Desde os anos cinqüenta, os geógrafos - ao menos aqueles que se limitam à
geografia humana - se preocupam com fenômenos econômicos e sociais, a ponto de
alguns deles confundirem sua disciplina com a economia, com a sociologia e
desejarem ver a geografia se fundir no conjunto das ciências sociais. Mas, para
a quase totalidade dos geógrafos universitários, os problemas geopolíticos -
que até o final do século XIX eram uma das razões de ser fundamentais da geografia
- permanecem um verdadeiro tabu. Nada de abordar os problemas da guerra e os da
rivalidade entre os Estados: não é científico, dizem eles, não é geografia!
Concepções mais
ou menos amplas da geograficidade, um outro Vidal de La Blache
Para
compreender o que foi, de fato, a evolução do pensamento geográfico na França
desde o início do século XIX, para estar em condições de discernir suas
características epistemológicas atuais, a concepção de geograficidade, à qual
os geógrafos se referem mais ou menos implicitamente, é preciso atingir o
porquê, no quadro de sua corporação, de certos fenômenos espaciais serem
considerados dignos de interesse, enquanto outros, que se desenrolam da mesma
forma no espaço, sobre o terreno e dos quais todo mundo fala, não são
considerados dignos de uma análise científica; é, essencialmente, o caso dos
fenômenos políticos e militares. Elisée Reclus lhes dedicava uma enorme
atenção, o que, na época, nada tinha de extraordinário: no século XIX a idéia
que se fazia da geografia implicava levar em consideração esses problemas, numa
proporção bem racional do espaço político, dos homens e dos recursos que ali se
encontravam; Humboldt, considerado, com justiça, o primeiro grande geógrafo
moderno por causa de sua grande obra O cosmos, publicou também (em francês)
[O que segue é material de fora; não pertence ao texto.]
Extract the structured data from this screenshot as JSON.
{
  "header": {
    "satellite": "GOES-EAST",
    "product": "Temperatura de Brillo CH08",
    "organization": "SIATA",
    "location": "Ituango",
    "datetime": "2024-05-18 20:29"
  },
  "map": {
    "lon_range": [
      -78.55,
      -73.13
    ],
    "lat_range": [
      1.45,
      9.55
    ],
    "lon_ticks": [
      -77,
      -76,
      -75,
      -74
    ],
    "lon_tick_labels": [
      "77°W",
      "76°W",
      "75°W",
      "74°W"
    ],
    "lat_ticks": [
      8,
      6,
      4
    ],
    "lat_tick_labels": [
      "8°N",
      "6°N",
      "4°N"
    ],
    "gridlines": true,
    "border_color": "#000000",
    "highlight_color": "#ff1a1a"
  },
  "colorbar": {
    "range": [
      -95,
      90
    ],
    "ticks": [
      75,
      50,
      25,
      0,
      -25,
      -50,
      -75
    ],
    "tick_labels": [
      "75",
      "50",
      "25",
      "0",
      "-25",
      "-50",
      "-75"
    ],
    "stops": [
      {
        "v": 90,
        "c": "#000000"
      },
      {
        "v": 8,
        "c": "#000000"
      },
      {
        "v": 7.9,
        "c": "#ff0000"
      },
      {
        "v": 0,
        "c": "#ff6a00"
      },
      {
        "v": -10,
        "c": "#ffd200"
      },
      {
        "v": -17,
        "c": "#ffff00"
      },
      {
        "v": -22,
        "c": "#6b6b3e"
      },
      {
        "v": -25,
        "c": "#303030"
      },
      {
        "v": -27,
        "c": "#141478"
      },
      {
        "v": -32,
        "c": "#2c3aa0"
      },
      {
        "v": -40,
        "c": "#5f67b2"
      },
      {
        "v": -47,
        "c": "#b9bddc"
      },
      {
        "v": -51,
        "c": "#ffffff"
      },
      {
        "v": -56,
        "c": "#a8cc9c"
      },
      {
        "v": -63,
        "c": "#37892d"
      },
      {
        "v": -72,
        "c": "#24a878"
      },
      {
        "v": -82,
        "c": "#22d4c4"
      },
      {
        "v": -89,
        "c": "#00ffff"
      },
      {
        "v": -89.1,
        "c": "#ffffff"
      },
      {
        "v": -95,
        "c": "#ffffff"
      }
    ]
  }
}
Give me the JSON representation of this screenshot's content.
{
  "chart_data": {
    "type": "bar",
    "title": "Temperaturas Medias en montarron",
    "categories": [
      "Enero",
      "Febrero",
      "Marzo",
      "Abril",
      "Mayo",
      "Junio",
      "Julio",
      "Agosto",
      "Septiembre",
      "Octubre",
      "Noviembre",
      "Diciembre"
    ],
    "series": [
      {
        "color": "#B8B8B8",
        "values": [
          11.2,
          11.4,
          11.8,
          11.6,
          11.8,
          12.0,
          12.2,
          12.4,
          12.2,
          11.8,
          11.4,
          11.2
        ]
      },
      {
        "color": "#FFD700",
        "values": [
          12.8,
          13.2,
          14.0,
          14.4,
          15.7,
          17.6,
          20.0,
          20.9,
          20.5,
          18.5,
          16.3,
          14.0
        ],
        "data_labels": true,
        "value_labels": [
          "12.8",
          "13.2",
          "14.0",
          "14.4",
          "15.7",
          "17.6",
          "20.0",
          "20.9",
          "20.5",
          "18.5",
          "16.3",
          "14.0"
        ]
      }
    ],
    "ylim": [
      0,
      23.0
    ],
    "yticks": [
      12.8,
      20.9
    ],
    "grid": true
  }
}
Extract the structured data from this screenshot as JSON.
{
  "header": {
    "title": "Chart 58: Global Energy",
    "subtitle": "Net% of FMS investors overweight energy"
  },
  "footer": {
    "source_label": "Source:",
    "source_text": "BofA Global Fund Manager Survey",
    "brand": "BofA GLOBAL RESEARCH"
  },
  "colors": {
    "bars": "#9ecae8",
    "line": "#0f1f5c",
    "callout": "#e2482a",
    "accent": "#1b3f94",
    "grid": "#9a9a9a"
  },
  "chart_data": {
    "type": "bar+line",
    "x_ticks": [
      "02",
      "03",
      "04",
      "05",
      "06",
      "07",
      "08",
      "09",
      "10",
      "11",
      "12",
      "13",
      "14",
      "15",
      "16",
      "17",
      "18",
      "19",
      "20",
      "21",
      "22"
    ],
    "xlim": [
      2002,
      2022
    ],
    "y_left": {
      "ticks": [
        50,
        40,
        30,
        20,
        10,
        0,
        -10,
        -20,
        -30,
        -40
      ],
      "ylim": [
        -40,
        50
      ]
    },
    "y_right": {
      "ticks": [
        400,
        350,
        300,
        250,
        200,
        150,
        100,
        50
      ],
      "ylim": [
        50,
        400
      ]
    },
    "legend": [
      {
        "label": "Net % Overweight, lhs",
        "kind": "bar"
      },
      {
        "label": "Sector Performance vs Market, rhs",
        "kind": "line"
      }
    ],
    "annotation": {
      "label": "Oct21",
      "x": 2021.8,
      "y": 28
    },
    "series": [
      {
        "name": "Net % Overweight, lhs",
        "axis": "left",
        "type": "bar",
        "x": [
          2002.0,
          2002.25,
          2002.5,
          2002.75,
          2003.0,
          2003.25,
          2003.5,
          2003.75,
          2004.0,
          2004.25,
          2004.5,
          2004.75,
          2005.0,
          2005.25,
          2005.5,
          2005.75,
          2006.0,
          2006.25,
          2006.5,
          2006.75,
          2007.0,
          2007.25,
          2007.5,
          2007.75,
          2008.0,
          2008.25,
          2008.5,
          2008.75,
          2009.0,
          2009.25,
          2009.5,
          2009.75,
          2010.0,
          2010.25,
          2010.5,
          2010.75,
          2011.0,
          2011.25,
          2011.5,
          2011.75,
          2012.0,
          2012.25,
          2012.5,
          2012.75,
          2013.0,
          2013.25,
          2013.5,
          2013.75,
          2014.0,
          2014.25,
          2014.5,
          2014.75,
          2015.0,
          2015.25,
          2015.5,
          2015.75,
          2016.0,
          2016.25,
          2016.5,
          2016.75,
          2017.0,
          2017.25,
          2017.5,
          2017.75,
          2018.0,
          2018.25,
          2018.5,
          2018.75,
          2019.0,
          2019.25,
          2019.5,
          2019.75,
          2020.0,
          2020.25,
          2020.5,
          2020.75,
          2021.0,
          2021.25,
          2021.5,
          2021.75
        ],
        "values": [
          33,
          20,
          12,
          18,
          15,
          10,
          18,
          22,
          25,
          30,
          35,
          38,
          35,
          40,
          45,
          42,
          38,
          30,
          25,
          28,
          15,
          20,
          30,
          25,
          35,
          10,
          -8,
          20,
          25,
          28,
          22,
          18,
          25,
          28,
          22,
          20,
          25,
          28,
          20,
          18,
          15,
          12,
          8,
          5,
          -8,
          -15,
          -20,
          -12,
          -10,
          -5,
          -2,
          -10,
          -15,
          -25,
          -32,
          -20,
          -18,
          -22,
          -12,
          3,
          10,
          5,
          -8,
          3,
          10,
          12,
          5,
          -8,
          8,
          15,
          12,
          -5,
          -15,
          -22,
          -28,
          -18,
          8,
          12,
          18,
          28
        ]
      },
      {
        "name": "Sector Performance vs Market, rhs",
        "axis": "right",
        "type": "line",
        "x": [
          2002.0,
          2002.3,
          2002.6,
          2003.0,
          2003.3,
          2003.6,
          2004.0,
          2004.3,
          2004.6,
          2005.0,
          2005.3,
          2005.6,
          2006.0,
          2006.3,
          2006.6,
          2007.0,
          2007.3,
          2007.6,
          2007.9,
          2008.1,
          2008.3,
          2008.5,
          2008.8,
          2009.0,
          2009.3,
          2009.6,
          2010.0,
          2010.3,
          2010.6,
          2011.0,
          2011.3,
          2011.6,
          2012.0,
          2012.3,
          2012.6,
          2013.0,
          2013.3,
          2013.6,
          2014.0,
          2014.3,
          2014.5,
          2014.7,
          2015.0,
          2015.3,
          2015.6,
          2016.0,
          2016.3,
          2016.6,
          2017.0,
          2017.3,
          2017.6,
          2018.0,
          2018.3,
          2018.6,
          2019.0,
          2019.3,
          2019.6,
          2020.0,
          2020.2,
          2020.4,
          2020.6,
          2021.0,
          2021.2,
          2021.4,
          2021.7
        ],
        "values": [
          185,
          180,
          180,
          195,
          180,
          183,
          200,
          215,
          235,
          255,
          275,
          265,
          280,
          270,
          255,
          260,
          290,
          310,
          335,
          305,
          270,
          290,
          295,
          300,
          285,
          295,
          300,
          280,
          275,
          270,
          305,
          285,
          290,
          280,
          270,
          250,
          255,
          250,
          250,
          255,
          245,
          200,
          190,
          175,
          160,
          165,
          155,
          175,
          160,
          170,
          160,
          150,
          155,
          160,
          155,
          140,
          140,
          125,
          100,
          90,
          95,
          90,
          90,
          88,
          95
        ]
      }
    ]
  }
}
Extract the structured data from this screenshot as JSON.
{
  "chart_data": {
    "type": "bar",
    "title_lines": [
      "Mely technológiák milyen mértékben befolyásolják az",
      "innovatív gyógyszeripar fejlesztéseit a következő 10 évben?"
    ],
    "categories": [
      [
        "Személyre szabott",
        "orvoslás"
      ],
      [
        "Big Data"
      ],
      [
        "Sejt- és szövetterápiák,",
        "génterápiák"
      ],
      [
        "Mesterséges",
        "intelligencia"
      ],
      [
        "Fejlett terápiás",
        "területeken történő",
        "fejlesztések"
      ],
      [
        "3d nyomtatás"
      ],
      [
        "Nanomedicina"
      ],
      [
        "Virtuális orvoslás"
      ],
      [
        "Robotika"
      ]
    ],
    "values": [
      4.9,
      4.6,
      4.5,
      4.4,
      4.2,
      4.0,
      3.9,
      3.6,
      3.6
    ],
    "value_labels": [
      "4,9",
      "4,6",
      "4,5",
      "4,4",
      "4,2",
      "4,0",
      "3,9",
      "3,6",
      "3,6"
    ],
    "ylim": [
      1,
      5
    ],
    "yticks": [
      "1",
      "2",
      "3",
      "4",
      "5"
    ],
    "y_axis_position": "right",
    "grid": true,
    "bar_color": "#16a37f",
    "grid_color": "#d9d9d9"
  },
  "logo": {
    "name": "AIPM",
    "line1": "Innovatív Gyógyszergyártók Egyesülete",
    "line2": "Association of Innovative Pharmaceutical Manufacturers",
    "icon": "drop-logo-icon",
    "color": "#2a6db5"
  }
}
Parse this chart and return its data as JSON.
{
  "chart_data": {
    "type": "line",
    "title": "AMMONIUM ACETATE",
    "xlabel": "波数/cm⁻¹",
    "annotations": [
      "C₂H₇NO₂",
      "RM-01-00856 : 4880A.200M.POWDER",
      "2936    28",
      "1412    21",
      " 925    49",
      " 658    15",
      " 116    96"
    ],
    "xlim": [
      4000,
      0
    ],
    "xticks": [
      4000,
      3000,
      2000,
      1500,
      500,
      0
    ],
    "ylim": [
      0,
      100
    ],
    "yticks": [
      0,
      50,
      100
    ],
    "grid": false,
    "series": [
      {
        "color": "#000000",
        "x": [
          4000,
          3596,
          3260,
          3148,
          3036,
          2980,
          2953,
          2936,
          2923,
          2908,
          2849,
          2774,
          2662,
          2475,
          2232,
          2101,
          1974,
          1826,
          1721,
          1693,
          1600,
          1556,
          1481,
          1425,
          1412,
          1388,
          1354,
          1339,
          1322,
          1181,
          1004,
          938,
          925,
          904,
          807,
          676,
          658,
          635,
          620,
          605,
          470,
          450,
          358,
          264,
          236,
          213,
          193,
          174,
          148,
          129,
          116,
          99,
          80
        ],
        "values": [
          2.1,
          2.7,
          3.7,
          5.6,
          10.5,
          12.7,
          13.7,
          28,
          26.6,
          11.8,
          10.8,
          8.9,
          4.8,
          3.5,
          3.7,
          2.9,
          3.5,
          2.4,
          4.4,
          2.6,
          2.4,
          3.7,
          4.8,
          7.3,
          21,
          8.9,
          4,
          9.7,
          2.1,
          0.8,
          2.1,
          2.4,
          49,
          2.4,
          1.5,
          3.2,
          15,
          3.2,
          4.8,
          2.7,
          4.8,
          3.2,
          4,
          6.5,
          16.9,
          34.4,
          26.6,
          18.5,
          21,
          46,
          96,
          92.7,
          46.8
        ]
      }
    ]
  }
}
cinco volumes do Ensaio político sobre o reino da Nova Granada (1811) e do
Ensaio político sobre a ilha de Cuba (1811). No início do século XX, Ratzel
impunha a Antropogeografia e a Geografia política: nessa Alemanha onde
apareceu, pela primeira vez no mundo, a geografia universitária, esta foi então
percebida como uma disciplina estreitamente ligada às questões políticas e militares.
Na
França, a geografia universitária (com raríssimas exceções apenas, que a corporação
esqueceu cuidadosamente) vai rejeitar, desde seus primeiros passos, esses
problemas, para se afirmar como ciência, como se evocá-los fosse correr o risco,
de desacreditá-la como ciência.
Como
explicar a abertura da geograficidade que se manifesta no raciocínio de A
França de Leste,
a diversidade dos fenômenos econômicos, sociais e políticos que Vidal considera
nesta obra? É que não se trata de uma descrição geográfica do tipo universitário,
conforme a idéia que se fazia então da geografia na universidade, mas de um
raciocínio político, de uma demonstração geopolítica. Não se trata de descrever
e de explicar os fenômenos julgados dignos de serem tratados, levando-se em
consideração tradições da corporação, de suas relações com outras disciplinas
ou dos cânones de cientificismo, mas de demonstrar que a Alsácia e a Lorena,
anexadas pelo Império alemão em 1871, devem ser anexadas à França. Aliás, desde
a primeira frase, Vidal previne que "não há uma só linha desse livro que
não se ressinta das circunstâncias nas quais ele foi redigido". Essas
circunstâncias, que Vidal não precisa, quais seriam elas? Em 1916, em plena
guerra, não era necessário dizer aos franceses as razões pelas quais essas
províncias deviam retornar à França. Mas os dirigentes dos Estados Aliados, os
americanos em particular, não ficaram assim tão convencidos, pois a maior parte
das populações da Alsácia e da parte da Lorena anexada em 1871 é de fala
germânica: segundo o "princípio das nacionalidades", elas deveriam,
portanto, ficar para a Alemanha. O presidente Wilson, que foi professor de história
e de ciência política, estima até que, em caso de vitória dos Aliados, seria preciso,
ali como alhures, proceder a um referendo, solução que o governo francês recusa.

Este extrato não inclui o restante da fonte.